In this section, we briefly discuss some methods to improve the speed of the system. The work described is preliminary, and is not intended to be an exhaustive exploration of methods to optimize the execution time.
The dominant factor in the running time of the system described thus far is the number of 20x20 pixel windows which the neural networks must process. Applying two networks to a 320x240 pixel image (193737 windows) on a Sparc 20 takes approximately 590 seconds. The computational cost of the arbitration steps is negligible in comparison, taking less than one second to combine the results of the two networks over all positions in the image.
Recall that the amount of position invariance in the pattern recognition component of our system determines how many windows must be processed. In the related task of license plate detection, [8] decreased the number of windows that must be processed. The key idea was to have the neural-network be invariant to translations of about 25% of the size of a license plate. Instead of a single number indicating the existence of a face in the window, the output of Umezaki's network is an image with a peak indicating where the network believes a license plate is located. These outputs are accumulated over the entire image, and peaks are extracted to give candidate locations for license plates.
The same idea can be applied to face detection. The original detector was trained to detect a 20x20 face centered in a 20x20 window. We can make the detector more flexible by allowing the same 20x20 face to be off-center by up to 5 pixels in any direction. To make sure the network can still see the whole face, the window size is increased to 30x30 pixels. Thus the center of the face will fall within a 10x10 pixel region at the center of the window. As before, the network has a single output, indicating the presence or absence of a face. This detector can be moved in steps of 10 pixels across the image, and still detect all faces that might be present. The network is trained using the bootstrap procedure described earlier. This first scanning step is illustrated in Figure 14, which shows the input image pyramid, and the 10x10 pixel regions which are classified as containing the centers of faces. An architecture with an image output was also tried. It yielded about the same detection accuracy, but at the expense of more computation.
Figure 14:
Illustration of the steps in the fast version of the face detector.
On the left is the input image pyramid, which is scanned with a 30x30
detector which moves in steps of 10 pixels. The center of the figure
shows the 10x10 pixel regions (at the center of the 30x30 detection
windows) which the detector believes contain the center of a face.
These candidates are then verified by the detectors described earlier
in the paper, and the final results are shown on the right.
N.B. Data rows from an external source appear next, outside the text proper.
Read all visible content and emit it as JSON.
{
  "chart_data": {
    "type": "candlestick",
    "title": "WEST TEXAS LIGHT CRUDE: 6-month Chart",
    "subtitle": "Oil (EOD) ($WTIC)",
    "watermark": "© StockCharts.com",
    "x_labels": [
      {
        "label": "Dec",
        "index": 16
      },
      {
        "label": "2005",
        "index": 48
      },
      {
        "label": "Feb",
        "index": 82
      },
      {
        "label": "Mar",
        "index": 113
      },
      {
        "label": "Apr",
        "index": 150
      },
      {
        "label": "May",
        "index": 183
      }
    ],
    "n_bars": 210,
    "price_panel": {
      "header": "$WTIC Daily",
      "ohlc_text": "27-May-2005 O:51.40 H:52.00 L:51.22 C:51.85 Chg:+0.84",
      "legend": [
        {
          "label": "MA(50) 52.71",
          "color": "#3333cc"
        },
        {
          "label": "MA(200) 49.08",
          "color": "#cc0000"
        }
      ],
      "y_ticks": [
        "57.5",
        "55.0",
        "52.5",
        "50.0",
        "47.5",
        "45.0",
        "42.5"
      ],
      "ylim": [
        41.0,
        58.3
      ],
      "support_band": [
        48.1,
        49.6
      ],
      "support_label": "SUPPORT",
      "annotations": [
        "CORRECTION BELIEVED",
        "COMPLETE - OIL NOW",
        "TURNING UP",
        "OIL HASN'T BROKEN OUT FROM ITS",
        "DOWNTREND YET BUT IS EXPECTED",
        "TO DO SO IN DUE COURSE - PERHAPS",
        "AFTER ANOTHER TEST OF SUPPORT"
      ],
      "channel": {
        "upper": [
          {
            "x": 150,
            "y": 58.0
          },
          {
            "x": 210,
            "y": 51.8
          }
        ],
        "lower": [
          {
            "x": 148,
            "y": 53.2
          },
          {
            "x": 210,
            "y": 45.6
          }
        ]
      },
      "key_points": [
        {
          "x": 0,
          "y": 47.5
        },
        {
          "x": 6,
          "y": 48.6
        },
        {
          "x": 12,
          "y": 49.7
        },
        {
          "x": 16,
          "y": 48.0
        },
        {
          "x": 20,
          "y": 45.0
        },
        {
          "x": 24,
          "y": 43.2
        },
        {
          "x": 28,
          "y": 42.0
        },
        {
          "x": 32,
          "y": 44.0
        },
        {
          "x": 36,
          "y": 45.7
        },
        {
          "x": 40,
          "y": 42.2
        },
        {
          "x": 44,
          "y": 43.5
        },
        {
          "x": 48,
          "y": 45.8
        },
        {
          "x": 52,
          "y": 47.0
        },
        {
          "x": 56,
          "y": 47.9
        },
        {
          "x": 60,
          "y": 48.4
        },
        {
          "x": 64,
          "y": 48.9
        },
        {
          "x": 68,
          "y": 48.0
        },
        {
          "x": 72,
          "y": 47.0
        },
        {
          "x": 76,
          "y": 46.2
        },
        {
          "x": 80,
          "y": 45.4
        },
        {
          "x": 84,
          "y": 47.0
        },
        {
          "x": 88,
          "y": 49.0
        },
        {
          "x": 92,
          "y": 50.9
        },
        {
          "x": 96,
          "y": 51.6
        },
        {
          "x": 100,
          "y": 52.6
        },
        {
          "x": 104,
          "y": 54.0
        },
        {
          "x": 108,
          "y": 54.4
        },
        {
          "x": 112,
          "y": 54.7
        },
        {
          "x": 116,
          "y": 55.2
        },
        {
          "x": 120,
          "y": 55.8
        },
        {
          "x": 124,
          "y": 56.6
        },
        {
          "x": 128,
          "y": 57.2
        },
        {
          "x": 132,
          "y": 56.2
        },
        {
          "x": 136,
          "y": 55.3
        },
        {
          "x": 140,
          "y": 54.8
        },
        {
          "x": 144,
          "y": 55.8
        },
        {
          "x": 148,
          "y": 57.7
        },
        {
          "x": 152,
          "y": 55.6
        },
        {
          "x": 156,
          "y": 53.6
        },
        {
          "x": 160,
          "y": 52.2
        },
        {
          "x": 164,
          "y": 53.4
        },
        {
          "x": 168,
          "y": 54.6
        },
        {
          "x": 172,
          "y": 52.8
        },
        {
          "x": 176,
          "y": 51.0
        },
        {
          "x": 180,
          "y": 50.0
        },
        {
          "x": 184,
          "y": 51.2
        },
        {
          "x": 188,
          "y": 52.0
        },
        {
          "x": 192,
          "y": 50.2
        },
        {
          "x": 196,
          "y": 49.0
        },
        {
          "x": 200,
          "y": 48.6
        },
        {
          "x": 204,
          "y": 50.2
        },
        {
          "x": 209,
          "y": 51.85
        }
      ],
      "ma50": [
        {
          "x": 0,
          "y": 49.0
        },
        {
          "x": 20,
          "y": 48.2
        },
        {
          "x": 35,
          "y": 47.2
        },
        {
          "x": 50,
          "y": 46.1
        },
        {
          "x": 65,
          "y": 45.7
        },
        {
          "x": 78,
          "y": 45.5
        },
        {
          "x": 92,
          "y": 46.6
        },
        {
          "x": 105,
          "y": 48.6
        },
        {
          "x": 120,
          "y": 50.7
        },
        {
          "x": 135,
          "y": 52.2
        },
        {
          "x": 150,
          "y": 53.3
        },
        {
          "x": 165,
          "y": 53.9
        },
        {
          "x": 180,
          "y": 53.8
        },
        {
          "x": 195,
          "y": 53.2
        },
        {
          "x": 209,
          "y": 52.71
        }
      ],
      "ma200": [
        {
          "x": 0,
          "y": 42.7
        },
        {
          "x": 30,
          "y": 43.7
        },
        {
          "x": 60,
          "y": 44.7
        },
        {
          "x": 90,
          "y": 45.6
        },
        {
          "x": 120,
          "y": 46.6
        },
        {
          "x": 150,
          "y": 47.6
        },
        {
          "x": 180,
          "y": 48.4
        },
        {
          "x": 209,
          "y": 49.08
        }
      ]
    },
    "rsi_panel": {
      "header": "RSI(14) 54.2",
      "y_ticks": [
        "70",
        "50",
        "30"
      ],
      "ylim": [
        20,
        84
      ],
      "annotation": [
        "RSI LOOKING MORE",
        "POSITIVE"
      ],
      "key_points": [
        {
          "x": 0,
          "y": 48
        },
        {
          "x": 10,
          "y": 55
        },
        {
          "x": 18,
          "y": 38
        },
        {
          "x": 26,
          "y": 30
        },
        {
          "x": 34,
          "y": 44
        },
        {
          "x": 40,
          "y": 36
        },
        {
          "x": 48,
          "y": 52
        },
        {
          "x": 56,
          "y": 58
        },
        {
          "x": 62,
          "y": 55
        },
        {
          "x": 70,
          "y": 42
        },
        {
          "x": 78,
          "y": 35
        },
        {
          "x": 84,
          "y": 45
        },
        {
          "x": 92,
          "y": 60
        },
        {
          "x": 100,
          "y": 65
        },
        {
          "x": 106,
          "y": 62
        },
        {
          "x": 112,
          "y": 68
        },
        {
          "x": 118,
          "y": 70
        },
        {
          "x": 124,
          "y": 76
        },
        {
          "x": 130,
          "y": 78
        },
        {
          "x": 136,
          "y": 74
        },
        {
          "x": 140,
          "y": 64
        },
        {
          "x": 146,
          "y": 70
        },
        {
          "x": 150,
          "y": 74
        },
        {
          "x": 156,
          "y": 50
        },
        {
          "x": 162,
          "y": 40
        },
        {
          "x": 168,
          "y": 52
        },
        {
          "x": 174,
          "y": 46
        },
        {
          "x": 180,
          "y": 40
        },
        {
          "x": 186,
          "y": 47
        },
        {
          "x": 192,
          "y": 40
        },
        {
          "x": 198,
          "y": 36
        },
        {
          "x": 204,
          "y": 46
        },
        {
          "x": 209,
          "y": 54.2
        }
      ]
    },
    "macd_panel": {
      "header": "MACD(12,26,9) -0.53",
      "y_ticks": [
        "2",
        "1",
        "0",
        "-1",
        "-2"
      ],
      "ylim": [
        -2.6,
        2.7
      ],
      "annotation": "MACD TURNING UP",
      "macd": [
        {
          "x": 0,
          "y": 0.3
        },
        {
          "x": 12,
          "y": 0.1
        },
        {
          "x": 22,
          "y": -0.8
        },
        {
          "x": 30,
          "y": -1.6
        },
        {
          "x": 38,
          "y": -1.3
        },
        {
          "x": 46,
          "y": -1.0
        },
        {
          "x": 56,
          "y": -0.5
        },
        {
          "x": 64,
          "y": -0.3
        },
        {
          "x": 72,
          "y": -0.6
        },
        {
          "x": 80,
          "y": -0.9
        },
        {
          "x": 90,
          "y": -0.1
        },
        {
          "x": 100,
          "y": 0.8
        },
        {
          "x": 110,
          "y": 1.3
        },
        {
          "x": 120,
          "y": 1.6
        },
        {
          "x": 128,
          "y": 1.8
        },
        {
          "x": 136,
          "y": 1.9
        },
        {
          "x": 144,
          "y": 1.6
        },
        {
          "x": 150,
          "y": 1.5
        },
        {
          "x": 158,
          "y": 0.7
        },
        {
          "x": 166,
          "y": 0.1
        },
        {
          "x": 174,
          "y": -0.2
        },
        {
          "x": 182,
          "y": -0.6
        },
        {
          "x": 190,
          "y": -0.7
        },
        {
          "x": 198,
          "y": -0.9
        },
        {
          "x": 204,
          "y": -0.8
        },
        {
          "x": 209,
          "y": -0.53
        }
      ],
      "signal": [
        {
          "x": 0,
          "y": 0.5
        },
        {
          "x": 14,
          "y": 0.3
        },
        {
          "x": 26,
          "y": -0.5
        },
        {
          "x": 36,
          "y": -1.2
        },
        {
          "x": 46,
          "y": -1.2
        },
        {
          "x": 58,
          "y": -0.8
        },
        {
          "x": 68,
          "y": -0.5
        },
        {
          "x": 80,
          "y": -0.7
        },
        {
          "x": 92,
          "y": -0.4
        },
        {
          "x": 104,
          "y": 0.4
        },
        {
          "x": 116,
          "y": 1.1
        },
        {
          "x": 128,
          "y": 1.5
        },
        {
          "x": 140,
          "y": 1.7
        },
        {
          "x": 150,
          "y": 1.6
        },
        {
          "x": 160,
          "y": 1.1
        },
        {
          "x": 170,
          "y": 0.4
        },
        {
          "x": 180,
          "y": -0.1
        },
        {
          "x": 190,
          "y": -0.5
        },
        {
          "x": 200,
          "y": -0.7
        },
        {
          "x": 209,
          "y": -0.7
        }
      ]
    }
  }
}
As can be seen from the figure, this network has many more false detections than the detectors described earlier. To improve the accuracy, we treat each detection by the 30x30 detector as a candidate face, and use the 20x20 detectors described earlier to verify it. Since the candidate faces are not precisely located, the center of the verification network's 20x20 window must be scanned over the 10x10 pixel region potentially containing the center of the face. Simple arbitration strategies, such as ANDing, can be used to combine the outputs of two verification networks. The heuristic that faces rarely overlap can also be used to reduce computation, by first scanning the image for large faces, and at smaller scales not processing locations which overlap with any detections found so far. The results of these verification steps are illustrated on the right side of Figure 14.
With these modifications, the processing time for a typical 320x240 image is about 24 seconds on a Sparc 20. To examine the effect of these changes on the accuracy of the system, it was applied to the three test sets used in the previous section. The results are listed as System 17 in Tables 1 and 2. As can be seen, this system has false detection rates comparable to the most conservative of the other systems, System 10, with detection rates about 4% lower than that system. For applications where near real-time performance is required to process a sequence of images, this is an acceptable degradation; even if a face is missed in one image, it will often be detected in the next image in the sequence.
Further performance improvements can be made if one is analyzing many pictures taken by a stationary camera. By taking a picture of the background scene, one can determine which portions of the picture have changed in a newly acquired image, and analyze only those portions of the image. These techniques, taken together, have proved useful in building an almost real-time version of the system suitable for demonstration purposes.